Saturday, March 15, 2014


I finished reading (for the second time) THE DEEP BLUE GOOD-BY (1964) yesterday. This is the first of twenty-one Travis McGee novels that John D. MacDonald wrote over the course of his long and illustrious writing career.

As stated in my previous post, my first McGee novel (and first MacDonald book) was THE EMPTY COPPER SEA. I eventually read all of the McGee novels but not in strict chronological order. I'm not sure that it's entirely necessary to read them in order and reading them out of order as I did certainly didn't lessen my enjoyment of the books. But if you've never read a Travis McGee novel, it's probably best that you start here. Oh, and whatever you do, try and save the last book in the series, THE LONELY SILVER RAIN, for last. You'll appreciate it much more if you do.

DEEP BLUE introduces Travis McGee, self-styled "salvage expert" taking his retirement in chunks while living on a houseboat in Fort Lauderdale, Florida. Most of the elements of the series are established here: the houseboat itself (The Busted Flush) and how McGee acquired it, Miss Agnes (McGee's unique Rolls Royce/pickup truck hybrid), his neighbor, the Alabama Tiger and a bevy of assorted beach girls.

McGee is not a private detective. Instead,when he runs short of money, he takes on "salvage" jobs in which he helps victims who have had something of valuable stolen or taken from them by less than legal methods.

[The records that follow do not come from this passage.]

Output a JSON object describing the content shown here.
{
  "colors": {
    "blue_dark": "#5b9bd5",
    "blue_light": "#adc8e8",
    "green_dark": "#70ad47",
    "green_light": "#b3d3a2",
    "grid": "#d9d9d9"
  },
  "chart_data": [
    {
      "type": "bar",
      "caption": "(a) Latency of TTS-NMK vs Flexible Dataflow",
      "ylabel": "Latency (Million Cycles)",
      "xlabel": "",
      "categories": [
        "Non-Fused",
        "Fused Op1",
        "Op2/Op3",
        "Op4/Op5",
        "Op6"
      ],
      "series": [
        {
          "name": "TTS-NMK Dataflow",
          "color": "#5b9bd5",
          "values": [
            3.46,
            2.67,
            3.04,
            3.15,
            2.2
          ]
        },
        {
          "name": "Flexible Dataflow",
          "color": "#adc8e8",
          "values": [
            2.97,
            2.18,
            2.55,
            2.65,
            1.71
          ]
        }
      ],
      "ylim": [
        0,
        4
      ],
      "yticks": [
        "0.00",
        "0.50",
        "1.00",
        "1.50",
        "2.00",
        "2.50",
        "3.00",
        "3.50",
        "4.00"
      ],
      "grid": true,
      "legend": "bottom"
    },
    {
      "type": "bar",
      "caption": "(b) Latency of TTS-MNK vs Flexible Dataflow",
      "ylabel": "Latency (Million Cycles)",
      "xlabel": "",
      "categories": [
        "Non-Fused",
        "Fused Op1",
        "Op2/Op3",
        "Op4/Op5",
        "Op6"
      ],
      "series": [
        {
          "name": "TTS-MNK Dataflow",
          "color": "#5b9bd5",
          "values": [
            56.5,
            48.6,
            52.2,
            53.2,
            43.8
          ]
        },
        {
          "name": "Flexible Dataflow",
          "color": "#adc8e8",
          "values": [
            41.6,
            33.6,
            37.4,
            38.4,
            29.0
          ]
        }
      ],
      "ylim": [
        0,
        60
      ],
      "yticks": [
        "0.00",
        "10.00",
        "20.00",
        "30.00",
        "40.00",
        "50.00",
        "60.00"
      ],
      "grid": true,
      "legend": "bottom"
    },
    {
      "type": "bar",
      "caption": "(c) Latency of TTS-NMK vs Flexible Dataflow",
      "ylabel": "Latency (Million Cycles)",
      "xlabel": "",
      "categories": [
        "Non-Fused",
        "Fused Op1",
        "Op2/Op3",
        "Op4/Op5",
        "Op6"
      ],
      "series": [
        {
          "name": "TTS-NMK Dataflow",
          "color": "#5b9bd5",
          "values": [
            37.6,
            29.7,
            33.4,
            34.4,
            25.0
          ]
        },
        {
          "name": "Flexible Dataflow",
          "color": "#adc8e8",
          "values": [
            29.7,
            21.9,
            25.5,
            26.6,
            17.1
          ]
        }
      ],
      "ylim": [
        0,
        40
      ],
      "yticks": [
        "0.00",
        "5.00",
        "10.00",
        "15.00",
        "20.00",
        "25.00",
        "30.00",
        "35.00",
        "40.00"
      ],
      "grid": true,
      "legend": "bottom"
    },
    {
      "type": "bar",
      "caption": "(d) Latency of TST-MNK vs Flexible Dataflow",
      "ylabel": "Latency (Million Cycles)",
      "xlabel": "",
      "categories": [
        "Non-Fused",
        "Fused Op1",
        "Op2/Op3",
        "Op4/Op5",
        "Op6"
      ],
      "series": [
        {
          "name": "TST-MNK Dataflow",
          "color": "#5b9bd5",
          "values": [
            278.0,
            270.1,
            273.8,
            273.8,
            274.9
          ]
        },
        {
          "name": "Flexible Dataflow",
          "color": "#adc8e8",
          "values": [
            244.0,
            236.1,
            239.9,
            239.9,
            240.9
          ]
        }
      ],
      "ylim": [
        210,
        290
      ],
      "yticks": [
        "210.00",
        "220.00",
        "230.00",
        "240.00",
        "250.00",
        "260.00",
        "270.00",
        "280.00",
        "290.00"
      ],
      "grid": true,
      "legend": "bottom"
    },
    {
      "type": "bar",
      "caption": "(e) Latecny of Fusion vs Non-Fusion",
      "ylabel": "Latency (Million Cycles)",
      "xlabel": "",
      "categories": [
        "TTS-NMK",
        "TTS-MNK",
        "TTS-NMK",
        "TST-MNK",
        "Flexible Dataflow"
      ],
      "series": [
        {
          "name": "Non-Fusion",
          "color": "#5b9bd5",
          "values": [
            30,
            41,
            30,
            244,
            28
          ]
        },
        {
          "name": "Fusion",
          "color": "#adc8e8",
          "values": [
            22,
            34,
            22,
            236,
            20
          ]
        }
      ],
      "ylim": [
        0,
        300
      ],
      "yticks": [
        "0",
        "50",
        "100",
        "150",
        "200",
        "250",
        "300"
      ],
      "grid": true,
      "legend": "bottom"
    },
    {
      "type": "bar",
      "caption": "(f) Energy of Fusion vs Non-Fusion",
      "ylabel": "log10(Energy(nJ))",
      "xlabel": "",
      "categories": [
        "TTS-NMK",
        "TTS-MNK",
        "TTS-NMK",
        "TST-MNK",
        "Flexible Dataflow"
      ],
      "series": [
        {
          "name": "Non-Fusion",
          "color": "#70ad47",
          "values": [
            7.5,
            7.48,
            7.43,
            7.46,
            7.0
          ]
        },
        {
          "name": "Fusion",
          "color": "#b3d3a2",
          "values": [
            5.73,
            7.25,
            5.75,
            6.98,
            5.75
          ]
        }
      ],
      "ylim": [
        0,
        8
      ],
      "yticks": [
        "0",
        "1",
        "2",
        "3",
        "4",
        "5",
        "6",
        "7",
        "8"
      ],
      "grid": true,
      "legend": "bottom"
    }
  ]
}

McGee's terms are that he'll get the item or items back and keep half of the value of said item as payment.

In DEEP BLUE McGee is on the hunt for a small fortune in gemstones, illegally obtained by an Army pilot in WWII. The hidden cache of jewels have been found by one Junior Allen, a smiling sadist and one of the best villains ever created by John D. MacDonald. McGee comes to the rescue of Lois Atkinson, a woman victimized by Allen. He nurses her back to life and health over the course of several days using what I have come to refer to as"McGee's magic dick". I don't mean any disrespect for MacDonald and his work but in almost every Travis McGee novel, McGee beds a troubled woman and restores her to vitality after their lovemaking. But that's a minor quibble and it doesn't impede my enjoyment of this and all of the Travis McGee novels.

MacDonald spins a great yarn here, slowly building to a nerve-racking battle to the death between McGee and Allen aboard a yacht at sea in the middle of a midnight storm. And while McGee ultimately emerges victorious, he pays a heavy price for winning this battle. In addition to the well-plotted mystery aspects of the book, DEEP BLUE is full of McGee's ruminations on modern life and his likes and dislikes. MacDonald imbued McGee with a very distinctive world view and it's his "voice" (the McGee novels are all in first person) that give this series such a rich and complex texture.

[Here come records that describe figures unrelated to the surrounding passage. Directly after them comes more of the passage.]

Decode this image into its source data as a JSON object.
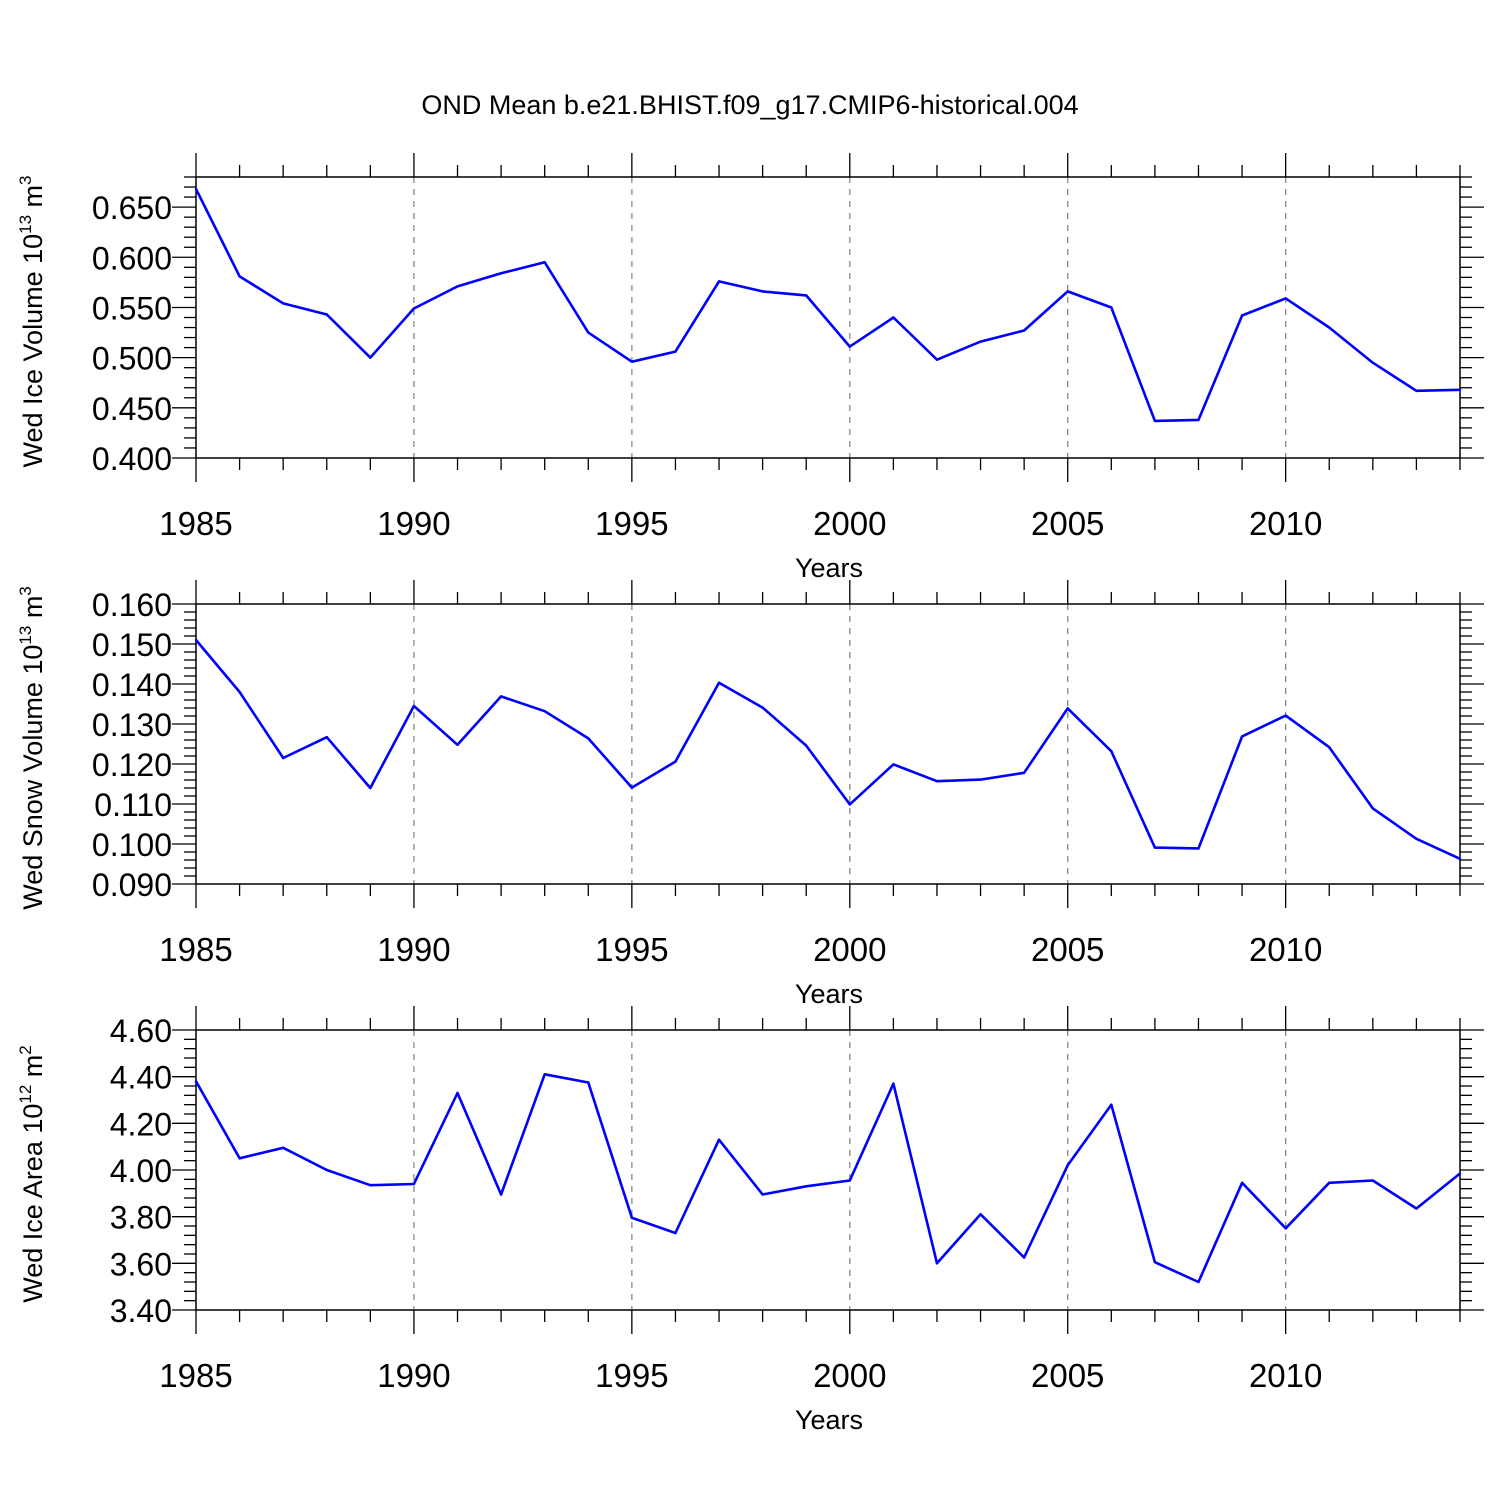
{
  "title": "OND Mean b.e21.BHIST.f09_g17.CMIP6-historical.004",
  "line_color": "#0000ff",
  "chart_data": [
    {
      "type": "line",
      "ylabel_main": "Wed Ice Volume 10",
      "ylabel_exp": "13",
      "ylabel_unit": " m",
      "ylabel_unit_exp": "3",
      "xlabel": "Years",
      "xlim": [
        1985,
        2014
      ],
      "ylim": [
        0.4,
        0.68
      ],
      "xticks": [
        1985,
        1990,
        1995,
        2000,
        2005,
        2010
      ],
      "yticks": [
        "0.400",
        "0.450",
        "0.500",
        "0.550",
        "0.600",
        "0.650"
      ],
      "x": [
        1985,
        1986,
        1987,
        1988,
        1989,
        1990,
        1991,
        1992,
        1993,
        1994,
        1995,
        1996,
        1997,
        1998,
        1999,
        2000,
        2001,
        2002,
        2003,
        2004,
        2005,
        2006,
        2007,
        2008,
        2009,
        2010,
        2011,
        2012,
        2013,
        2014
      ],
      "y": [
        0.668,
        0.581,
        0.554,
        0.543,
        0.5,
        0.549,
        0.571,
        0.584,
        0.595,
        0.525,
        0.496,
        0.506,
        0.576,
        0.566,
        0.562,
        0.511,
        0.54,
        0.498,
        0.516,
        0.527,
        0.566,
        0.55,
        0.437,
        0.438,
        0.542,
        0.559,
        0.53,
        0.495,
        0.467,
        0.468
      ]
    },
    {
      "type": "line",
      "ylabel_main": "Wed Snow Volume 10",
      "ylabel_exp": "13",
      "ylabel_unit": " m",
      "ylabel_unit_exp": "3",
      "xlabel": "Years",
      "xlim": [
        1985,
        2014
      ],
      "ylim": [
        0.09,
        0.16
      ],
      "xticks": [
        1985,
        1990,
        1995,
        2000,
        2005,
        2010
      ],
      "yticks": [
        "0.090",
        "0.100",
        "0.110",
        "0.120",
        "0.130",
        "0.140",
        "0.150",
        "0.160"
      ],
      "x": [
        1985,
        1986,
        1987,
        1988,
        1989,
        1990,
        1991,
        1992,
        1993,
        1994,
        1995,
        1996,
        1997,
        1998,
        1999,
        2000,
        2001,
        2002,
        2003,
        2004,
        2005,
        2006,
        2007,
        2008,
        2009,
        2010,
        2011,
        2012,
        2013,
        2014
      ],
      "y": [
        0.151,
        0.138,
        0.1215,
        0.1267,
        0.114,
        0.1345,
        0.1248,
        0.1369,
        0.1332,
        0.1264,
        0.1141,
        0.1206,
        0.1403,
        0.1341,
        0.1246,
        0.1099,
        0.1199,
        0.1157,
        0.1161,
        0.1178,
        0.1339,
        0.1232,
        0.0991,
        0.0989,
        0.1269,
        0.1321,
        0.1242,
        0.1089,
        0.1013,
        0.0963
      ]
    },
    {
      "type": "line",
      "ylabel_main": "Wed Ice Area 10",
      "ylabel_exp": "12",
      "ylabel_unit": " m",
      "ylabel_unit_exp": "2",
      "xlabel": "Years",
      "xlim": [
        1985,
        2014
      ],
      "ylim": [
        3.4,
        4.6
      ],
      "xticks": [
        1985,
        1990,
        1995,
        2000,
        2005,
        2010
      ],
      "yticks": [
        "3.40",
        "3.60",
        "3.80",
        "4.00",
        "4.20",
        "4.40",
        "4.60"
      ],
      "x": [
        1985,
        1986,
        1987,
        1988,
        1989,
        1990,
        1991,
        1992,
        1993,
        1994,
        1995,
        1996,
        1997,
        1998,
        1999,
        2000,
        2001,
        2002,
        2003,
        2004,
        2005,
        2006,
        2007,
        2008,
        2009,
        2010,
        2011,
        2012,
        2013,
        2014
      ],
      "y": [
        4.38,
        4.05,
        4.095,
        4.0,
        3.935,
        3.94,
        4.33,
        3.895,
        4.41,
        4.375,
        3.795,
        3.73,
        4.13,
        3.895,
        3.93,
        3.955,
        4.37,
        3.6,
        3.81,
        3.625,
        4.02,
        4.28,
        3.605,
        3.52,
        3.945,
        3.75,
        3.945,
        3.955,
        3.835,
        3.985
      ]
    }
  ]
}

If you've never met Travis McGee, you need to do so, immediately. Thanks to Random House for their reissuing of the McGee series and other stand alone novels by MacDonald in handsome new trade paperback editions, you now have the chance to experience the works of one of the greatest post war American authors, mystery or otherwise. Yes, John D. MacDonald is that good.

 Start here. You won't be disappointed.


  1. In my humble opinion, The Deep Blue Good-By is a remarkable piece of work by whatever standards you’d like to apply. I’m not talking about McGee’s comic book like superhero antics in subduing and killing Junior Allen (after all, one of the main purposes of this kind of fiction is to entertain); rather, the intricacy of the plotting, the razorsharp characterizations, the finely tuned and highly observant sense of place (which MacDonald fails with, somewhat, in the McGee novels that he moves outside of Florida), the observations and ruminations of McGee – these are all superb, even amazing.

  2. Thanks for your comments Elizabeth. I think John D. MacDonald was a truly great American writer. I've read all of his books at least once and I'm looking forward to re-reading them again after thirty years.

  3. And MacDonald takes chances. His descriptions of, and explanations for, the way Junior Allen makes both Cathy Kerr and Lois Atkinson essentially his willing, nymphomaniac sex slaves will make every self respecting academic feminist in the world scream in protest. And he scalds George Brell with 180 degree water to get information out of him, so surely the sadist charge is awaiting somewhere.